I think a subscription should be perfectly sustainable, why not? It's much better to have a sustained income than keep operating on a boom and bust cycle. But yeah, you need more subscribers than 30 million to have a sustained drip of hits. Even then, my backlog is pretty big, I still want to play Resi3 and the recent Tales, but I'm prioritizing Hellblade 2.
Game development costs obviously aren't cheap, but the way Gamepass "credits" revenue to top-performing games isn't enough to sustainably recoup the those dev costs. And again, Microsoft was paying third-parties huge sums to put their games on Gamepass for just six months. And this was all done with a blatantly unrealistic goal of 100 million Gamepass subscribers by 2030.

It's just not financially sustainable and is hitting the same issues that streaming services like Disney Plus are encountering. Too much money going to pay for programing to a subscriber count that can't offset the cost, and boosting the subscription price will just drive people away.
 
I think a subscription should be perfectly sustainable, why not? It's much better to have a sustained income than keep operating on a boom and bust cycle. But yeah, you need more subscribers than 30 million to have a sustained drip of hits. Even then, my backlog is pretty big, I still want to play Resi3 and the recent Tales, but I'm prioritizing Hellblade 2.
The way Xbox is doing it is completely incompatible with how subscriptions actually work.

Now, I Xbox had the leadership to actively stop game sales.... Well that's something, because you would need a subscription. But most people just buy the games they want.
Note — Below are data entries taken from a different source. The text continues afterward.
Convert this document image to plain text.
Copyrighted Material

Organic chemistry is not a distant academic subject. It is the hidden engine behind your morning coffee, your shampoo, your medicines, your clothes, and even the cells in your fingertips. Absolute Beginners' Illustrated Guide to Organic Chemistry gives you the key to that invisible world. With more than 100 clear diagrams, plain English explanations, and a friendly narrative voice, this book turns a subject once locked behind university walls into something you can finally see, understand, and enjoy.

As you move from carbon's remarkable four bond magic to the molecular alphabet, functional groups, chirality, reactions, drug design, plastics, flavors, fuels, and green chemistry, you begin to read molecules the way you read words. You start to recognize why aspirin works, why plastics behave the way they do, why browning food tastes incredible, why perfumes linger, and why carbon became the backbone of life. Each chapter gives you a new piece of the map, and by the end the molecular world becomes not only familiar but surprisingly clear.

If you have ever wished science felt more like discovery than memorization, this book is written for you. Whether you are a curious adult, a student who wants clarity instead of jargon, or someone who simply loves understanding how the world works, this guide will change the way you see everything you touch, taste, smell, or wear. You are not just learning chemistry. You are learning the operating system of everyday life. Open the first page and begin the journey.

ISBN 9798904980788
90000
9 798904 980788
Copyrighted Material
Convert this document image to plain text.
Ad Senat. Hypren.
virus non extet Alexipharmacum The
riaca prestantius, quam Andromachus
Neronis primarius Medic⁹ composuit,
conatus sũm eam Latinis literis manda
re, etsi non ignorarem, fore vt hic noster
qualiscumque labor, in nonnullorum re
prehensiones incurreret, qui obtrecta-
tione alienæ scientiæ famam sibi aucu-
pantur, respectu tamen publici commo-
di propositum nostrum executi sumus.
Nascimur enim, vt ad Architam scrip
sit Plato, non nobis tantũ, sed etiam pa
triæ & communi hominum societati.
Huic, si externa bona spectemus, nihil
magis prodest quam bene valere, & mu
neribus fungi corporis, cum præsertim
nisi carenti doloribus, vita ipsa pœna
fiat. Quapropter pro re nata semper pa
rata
Netflix is also the only subscription service that is actually profitable btw. They did this by cutting out third party content, and having so quantity that something hits. They did so many short and cheap projects and some took off.

Sometimes that culturally relevant hit is an 80s throwback thriller, or it's spinoff of the Adams Family, or a K-Drama that's all about capitalism, or it's a reality TV show where people are trapped in apartments and they can only communicate via text. Netflix has variety, and they realize as creators that you never know what is going to go viral. They focus on smaller projects and huge projects.

The way that Xbox works, where they even struggle to release a single solid game a year, is inherently incompatible with Gamepass. You need consistent growth, consistent hits to really have Gamepass succeed. And that's not going to happen. Even with CoD.
 
Game development costs obviously aren't cheap, but the way Gamepass "credits" revenue to top-performing games isn't enough to sustainably recoup the those dev costs. And again, Microsoft was paying third-parties huge sums to put their games on Gamepass for just six months. And this was all done with a blatantly unrealistic goal of 100 million Gamepass subscribers by 2030.

It's just not financially sustainable and is hitting the same issues that streaming services like Disney Plus are encountering. Too much money going to pay for programing to a subscriber count that can't offset the cost, and boosting the subscription price will just drive people away.
Disney+ is only becoming relatively sustainable for the big mouse now that the ad-tier has settled. Microsoft on the other hand is in a rougher spot to do the same with Game Pass.
 
Jez Corden is well-known as an Xbox fanboy/apologist. When he's rattled to the extent that even he loses faith in Microsoft, it's a rather unique barometer to measure how badly MS is fucking up.